The FDA has OK’d Mvasi, a knockoff of a drug that earned $3 billion in the US — $7 billion worldwide — last year as a mainstay in Roche’s drug portfolio. Amgen and Allergan — which wound up with marketing rights after it emerged on top after a series of mergers over the last 5 years — can now start lining up a launch, as the big companies scrap over the patents that expire in 2018 and 2019.
The big collaborators also recently filed for an FDA OK for a biosimilar of Roche’s Herceptin.

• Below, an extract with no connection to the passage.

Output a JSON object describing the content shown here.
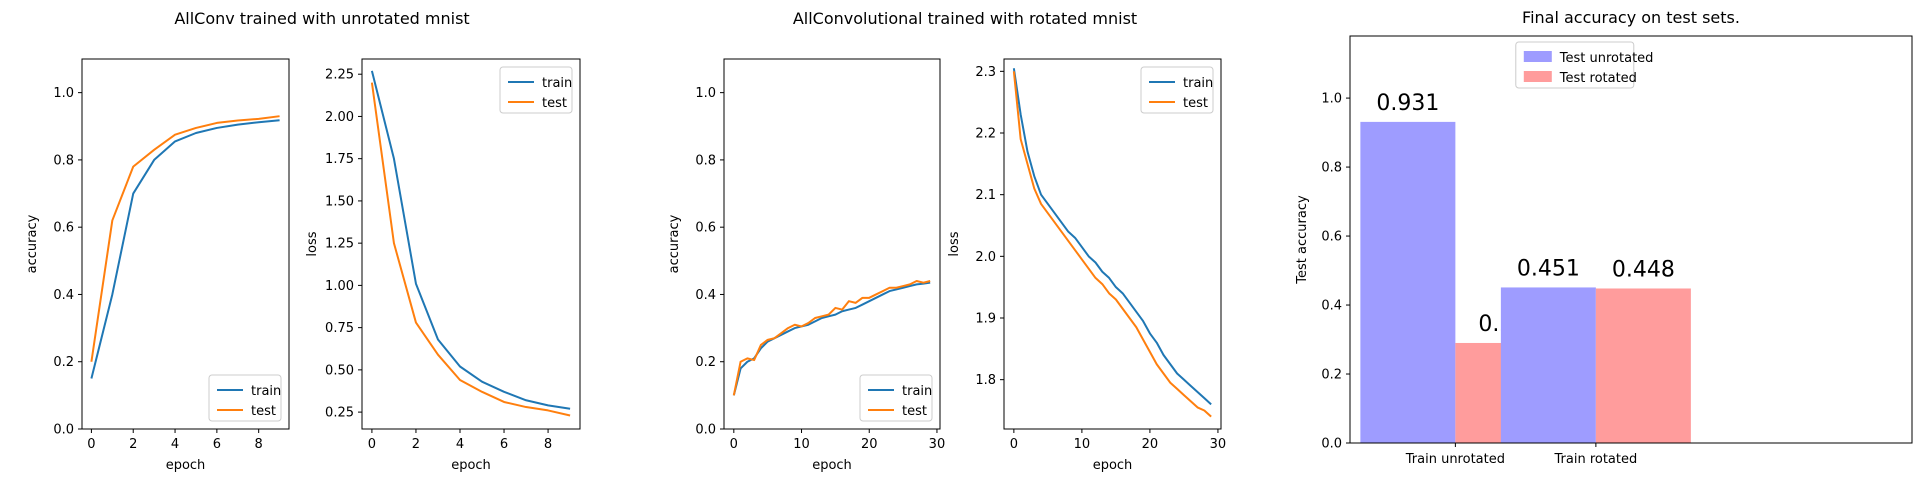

In what is now standard operating procedure at the FDA, regulators handed out their approval for most of the full string of label indications Roche won in the US. And there are plenty more applications for other Avastin biosimilars in the industry pipeline, as these new biosimilar plays cluster around the big franchise therapies on the market.
Novartis, meanwhile, snagged a European OK for its copy of Roche’s Rituxan in June, following Celltrion’s win on the same front.
The approval follows a unanimous panel recommendation in Mvasi’s favor, as well as a high-level endorsement from the agency to usher these copycats into the market as soon as possible. The growing flank attack on its big drugs also underscores the recent rash of setbacks that Roche has had to contend with, as a string of late-stage efforts have run into serious trouble at exactly the wrong moment for Roche.
“Bringing new biosimilars to patients, especially for diseases where the cost of existing treatments can be high, is an important way to help spur competition that can lower healthcare costs and increase access to important therapies,” said FDA commissioner Scott Gottlieb in a statement “We’ll continue to work hard to ensure that biosimilar medications are brought to the market quickly, through a process that makes certain that these new medicines meet the FDA’s rigorous gold standard for safety and effectiveness.”